Jadikan Gastronomi Sebagai Daya Tarik Destinasi
JELAJAH NUSA – Gastronomi sebagai bagian dari seni kuliner terus mendapat tempat di tanah air. Berbagai institusi pariwisata pun mulai serius menggarap ilmu makanan dan minuman ini. Tak terkecuali, Sekolah Tinggi Pariwisata (STP) Bali.
Bahkan, wilayah Ubud, Bali, digadang-gadang menjadi warisan budaya dunia untuk urusan gastronomi. Untuk itu STP Bali menggelar workshop dengan tema “Gastronomi Sebagai Daya Tarik Destinasi” di Bali, Selasa (7/4).
Ketua STP Bali, Dewa Gede Ngurah Byomantara mengatakan, STP menggelar workshop lantaran sangat peduli terhadap pariwisata di Bali. Salah satunya tentang Gastronomi yang bukan hanya merupakan seni kuliner. Tetapi erat hubungannya budaya dengan kuliner.
Narasumber yang dihadirkan sangat ahli dibidangnya. Seperti Antonio Montecinos, Doktor Ilmu Pariwisata Spesialis dalam penelitian dan perencanaan restaurant, hotel, layanan, rute, produk dan tujuan gastronomi yang berkelanjutan.
Dalam paparannya Antonio yang juga merupakan Direktur pusat bisnis Gastronomi Hotel (Cegaho), memberikan prioritas pada rantai nilai makanan dan pariwisata. Terutama untuk berkontribusi pada keamanan pangan.
“Pelestarian dan perlindungan warisan budaya gastronomi, pengembangan berlandaskan manfaat kepada masyarakat dengan memberikan pengalaman pariwisata melebihi harapan pengunjung,” ujarnya.
Dikesempatan yang sama, hadir Ketua Tim Percepatan Wisata Kuliner dan Belanja Kementerian Pariwisata Vita Datau.

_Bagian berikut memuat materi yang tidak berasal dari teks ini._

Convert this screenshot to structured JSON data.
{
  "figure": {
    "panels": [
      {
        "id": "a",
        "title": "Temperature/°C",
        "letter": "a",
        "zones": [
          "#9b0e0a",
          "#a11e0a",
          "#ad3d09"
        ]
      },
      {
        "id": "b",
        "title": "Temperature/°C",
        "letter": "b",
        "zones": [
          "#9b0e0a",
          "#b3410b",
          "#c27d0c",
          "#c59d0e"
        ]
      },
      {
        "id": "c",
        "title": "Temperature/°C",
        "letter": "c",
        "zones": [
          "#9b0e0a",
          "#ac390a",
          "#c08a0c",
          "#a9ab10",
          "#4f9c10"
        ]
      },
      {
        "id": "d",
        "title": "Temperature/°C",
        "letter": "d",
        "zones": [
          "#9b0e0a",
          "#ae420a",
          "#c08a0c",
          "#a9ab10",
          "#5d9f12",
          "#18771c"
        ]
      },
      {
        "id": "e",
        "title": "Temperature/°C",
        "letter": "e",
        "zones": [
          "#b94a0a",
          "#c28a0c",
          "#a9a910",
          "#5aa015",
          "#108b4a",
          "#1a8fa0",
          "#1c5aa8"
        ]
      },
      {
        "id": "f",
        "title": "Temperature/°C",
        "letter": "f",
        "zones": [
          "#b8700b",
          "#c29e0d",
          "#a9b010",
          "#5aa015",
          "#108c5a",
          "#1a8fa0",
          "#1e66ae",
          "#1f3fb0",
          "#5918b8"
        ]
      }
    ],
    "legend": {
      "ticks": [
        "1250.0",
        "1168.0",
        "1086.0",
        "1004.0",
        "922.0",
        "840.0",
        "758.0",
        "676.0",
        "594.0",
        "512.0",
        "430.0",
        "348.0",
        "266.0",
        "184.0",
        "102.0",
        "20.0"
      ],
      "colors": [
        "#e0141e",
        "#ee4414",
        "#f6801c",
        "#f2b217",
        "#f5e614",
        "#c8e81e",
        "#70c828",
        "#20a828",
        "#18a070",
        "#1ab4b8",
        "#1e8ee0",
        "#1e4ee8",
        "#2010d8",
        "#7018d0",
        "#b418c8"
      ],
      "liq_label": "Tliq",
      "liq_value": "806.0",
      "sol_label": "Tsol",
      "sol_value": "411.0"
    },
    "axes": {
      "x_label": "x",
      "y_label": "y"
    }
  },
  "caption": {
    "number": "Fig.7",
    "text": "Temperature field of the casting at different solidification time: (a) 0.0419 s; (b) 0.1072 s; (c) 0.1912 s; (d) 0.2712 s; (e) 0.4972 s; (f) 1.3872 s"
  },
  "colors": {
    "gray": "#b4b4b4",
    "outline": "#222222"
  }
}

Menurut Vita, penetapan Ubud sebagai “UNWTO Gastronomy Destination Prototype” diharapkan menjadi daya tarik baru pariwisata Pulau Dewata.
“Ini juga berarti Ubud menjadi destinasi pertama yang akan dibranding sebagai destinasi gastronomi berstandar UNWTO, di mana mereka adalah endorser terbaik di dunia untuk bidang pariwisata,” ujarnya.
Vita juga menjelaskan, Ubud dipilih karena paling siap untuk menjadi destinasi kuliner.
“Standar UNWTO itu ada lima, kuliner harus menjadi lifestyle, memiliki unsur sejarah dan budaya, memiliki produk lokal, story telling atau makanan yang dapat diceritakan, serta nutrisi yang dipenuhi,” kata Vita.
Acara workshop ini juga dihadiri oleh Dinas Pariwisata, PHRI Gianyar, Ubud Homestay Association, International Chef Association, para Dosen Seni Kuliner dan Dosen Tata Hidang STP Bali dan para pimpinan dari STP Bali.
Tahun ini, kuliner diproyeksikan menghasilkan devisa 20 miliar dolar AS, atau setara Rp 223 triliun. Jumlah itu naik sekitar 20 persen dari tahun 2017.
Yaitu sebesar 16,8 miliar dolar AS dengan target kedatangan 17 juta wisatawan mancanegara (wisman) dan pergerakan 270 juta wisatawan nusantara (wisnus) di Tanah Air.
Menteri Pariwisata Arief Yahya mengatakan, masa depan industri kuliner sangat bagus. Bahkan, kata dia, diplomasi sosial ekonomi terbaik melalui kuliner.
“Jadi sudah saya simpulkan, diplomasi sosial ekonomi terbaik itu melalui kuliner. Sebenarnya lebih tidak terasa melalui kuliner. Musik dan film itu juga mempengaruhi, tapi itu lebih terasa. Kalau kuliner tidak terasa. Pesan yang disampaikan melalui kuliner itu cair dengan budaya yang ada di kuliner tersebut,” ujar Menpar Arief Yahya.
Ia melanjutkan, kuliner sendiri memiliki ukuran yang lebih besar. Ketika merasakan kuliner satu bangsa, maka tidak menutup kemungkinan turis pun akan mengunjungi destinasi asal kuliner tersebut.
“Tahun 2017, pendapatan dari kuliner sekitar 30 persen atau sekitar Rp 60 triliun dari total pendapatan pariwisata sekitar Rp 200 triliun,” kata Menpar Arief.